Anfangs hielten sich die Erlanger - gewohnt fränkisch - noch etwas zurück: Hier und da wurde mitgewippt und der Applaus nach dem ersten Lied war ehrlich und solide. Aber spätestens als Erlend begann, bei "Done With You" seine kleine rote Kuhglocke bimmeln zu lassen, ließ das Publikum den Emotionen beim Beifallspenden freien Lauf! Erlend, der alte Nerd: "I think I have drunk too much milk today and I heard milk isn't good for the voice, so I think I need a Gin Tonic. And I think the monitor box in front of me needs a Gin Tonic, too!". Und das alles so schön vorgetragen mit diesen schlaksigen Faxen. Das kommt an. Und Erlend, wir verzeihen es Dir, dass Deine Stimme an diesem Abend nicht ganz so fit war, denn was ist das Gegenteil von perfekt? Richtig, sympathisch!
Musikalisch bewegten sich die vier (Wahl-) Berliner auf gewohnt tightem Terrain: einmal quer durch ihr Album "Dreams". Wobei die Live-Darbietung einiger Songs nicht so sehr auf Kuschelecke getrimmt war, sondern dem einen oder anderen Lied ein prima Tanzbär-Kostüm angezogen wurde. Locker-flockig träumen, wippen, tanzen, himmeln, schmachten. Fantastisch! Als nach dem offiziell letzten Titel "Burning" für mich der krönende Abschluss eigentlich schon erreicht war, forderte die Zuhörerschaft allerdings noch mehr - viel mehr! Es wurde so lange weitergeklatscht und gejubelt, bis das Licht wieder ausging und The Whitest Boy Alive erneut auf die Bühne kamen, um schüchtern zu fragen: "What Do you want to hear?" - ich hatte tatsächlich den Eindruck, die Jungs waren darauf nicht vorbereitet.
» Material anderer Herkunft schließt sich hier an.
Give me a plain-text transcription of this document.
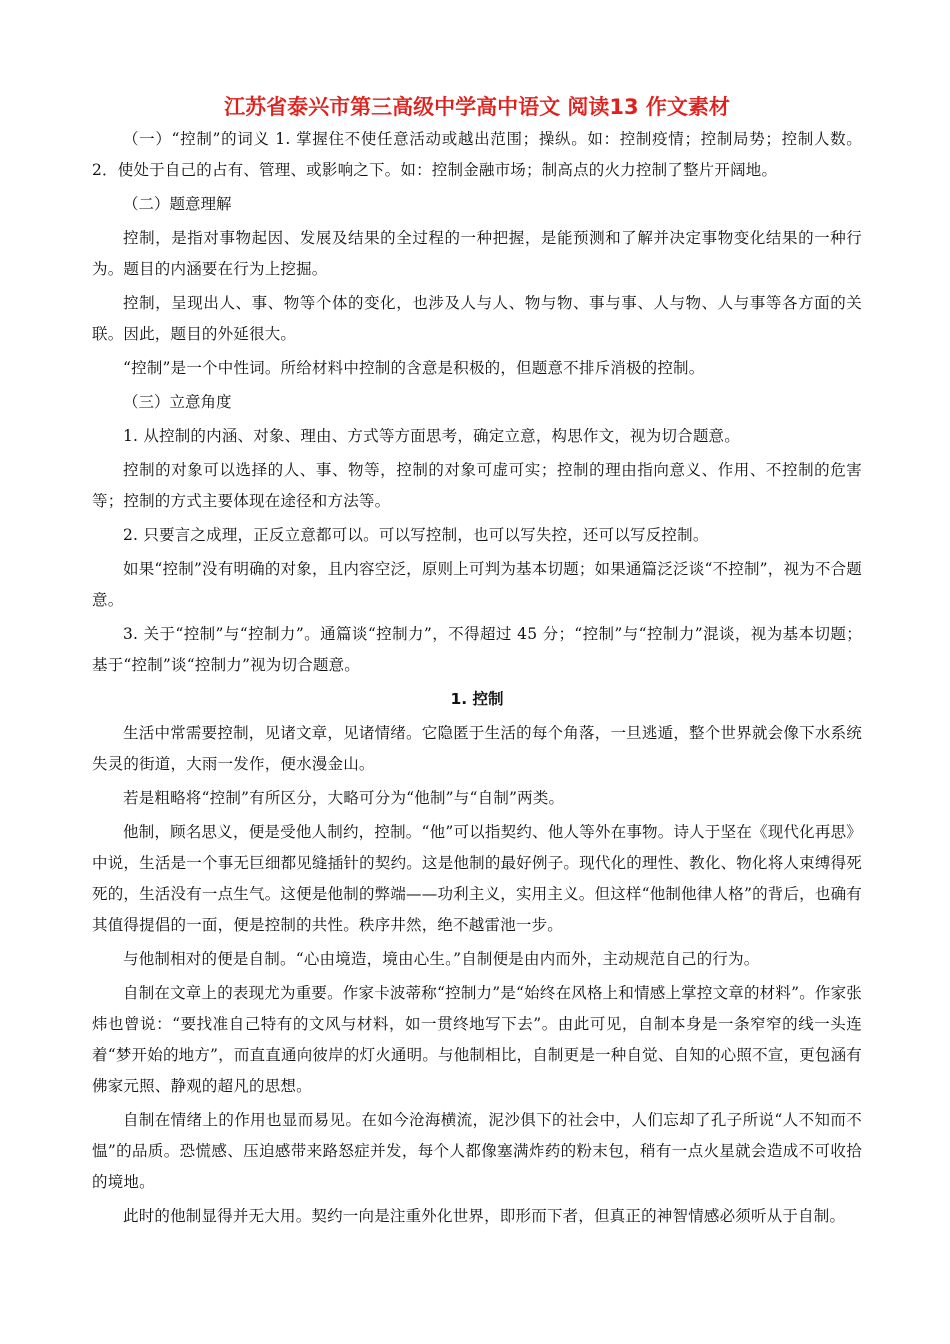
江苏省泰兴市第三高级中学高中语文 阅读13 作文素材
（一）“控制”的词义 1. 掌握住不使任意活动或越出范围；操纵。如：控制疫情；控制局势；控制人数。2．使处于自己的占有、管理、或影响之下。如：控制金融市场；制高点的火力控制了整片开阔地。
（二）题意理解
控制，是指对事物起因、发展及结果的全过程的一种把握，是能预测和了解并决定事物变化结果的一种行为。题目的内涵要在行为上挖掘。
控制，呈现出人、事、物等个体的变化，也涉及人与人、物与物、事与事、人与物、人与事等各方面的关联。因此，题目的外延很大。
“控制”是一个中性词。所给材料中控制的含意是积极的，但题意不排斥消极的控制。
（三）立意角度
1. 从控制的内涵、对象、理由、方式等方面思考，确定立意，构思作文，视为切合题意。
控制的对象可以选择的人、事、物等，控制的对象可虚可实；控制的理由指向意义、作用、不控制的危害等；控制的方式主要体现在途径和方法等。
2. 只要言之成理，正反立意都可以。可以写控制，也可以写失控，还可以写反控制。
如果“控制”没有明确的对象，且内容空泛，原则上可判为基本切题；如果通篇泛泛谈“不控制”，视为不合题意。
3. 关于“控制”与“控制力”。通篇谈“控制力”，不得超过 45 分；“控制”与“控制力”混谈，视为基本切题；基于“控制”谈“控制力”视为切合题意。
1. 控制
生活中常需要控制，见诸文章，见诸情绪。它隐匿于生活的每个角落，一旦逃遁，整个世界就会像下水系统失灵的街道，大雨一发作，便水漫金山。
若是粗略将“控制”有所区分，大略可分为“他制”与“自制”两类。
他制，顾名思义，便是受他人制约，控制。“他”可以指契约、他人等外在事物。诗人于坚在《现代化再思》中说，生活是一个事无巨细都见缝插针的契约。这是他制的最好例子。现代化的理性、教化、物化将人束缚得死死的，生活没有一点生气。这便是他制的弊端——功利主义，实用主义。但这样“他制他律人格”的背后，也确有其值得提倡的一面，便是控制的共性。秩序井然，绝不越雷池一步。
与他制相对的便是自制。“心由境造，境由心生。”自制便是由内而外，主动规范自己的行为。
自制在文章上的表现尤为重要。作家卡波蒂称“控制力”是“始终在风格上和情感上掌控文章的材料”。作家张炜也曾说：“要找准自己特有的文风与材料，如一贯终地写下去”。由此可见，自制本身是一条窄窄的线一头连着“梦开始的地方”，而直直通向彼岸的灯火通明。与他制相比，自制更是一种自觉、自知的心照不宣，更包涵有佛家元照、静观的超凡的思想。
自制在情绪上的作用也显而易见。在如今沧海横流，泥沙俱下的社会中，人们忘却了孔子所说“人不知而不愠”的品质。恐慌感、压迫感带来路怒症并发，每个人都像塞满炸药的粉末包，稍有一点火星就会造成不可收拾的境地。
此时的他制显得并无大用。契约一向是注重外化世界，即形而下者，但真正的神智情感必须听从于自制。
Vor allem nachdem Herr Øye dem Publikum gestand, dass er vorher noch nie etwas von der Existenz Erlangens gehört hatte.
Weiter ging's und den Anwesenden wurden weitere zwei Lieder serviert, bis die Band ein zweites Mal freudedurchflutet von der Bühne hopste und dabei der sonst für die Tasten zuständige Daniel Nentwig Schlagzeuger Sebastian Maschat noch eine waschechte Bierdusche verpasste. Die Erlanger allerdings haben nicht eingesehen, jetzt schon vom Fleck zu weichen und mit flehendem Applaus wurden die vier Nerds noch mal auf die Bühne gebeten. Und dann das! Großartig dieses "oyige" "Music Sounds Better With You": Wenig Stardust auf Ibiza, dafür umso mehr The Whitest Boy Alive, denn kurzerhand wurde auch eine halbvolle Bierflasche zum Instrument umfunktioniert. Zum Schluss riss auch noch der "Gitarren"-Gurt von Bassist Marcin Oz: "Auf diesen Moment habe ich fünf Wochen gewartet und heute ist's passiert!" Ja, an diesem Abend ist wirklich alles passiert!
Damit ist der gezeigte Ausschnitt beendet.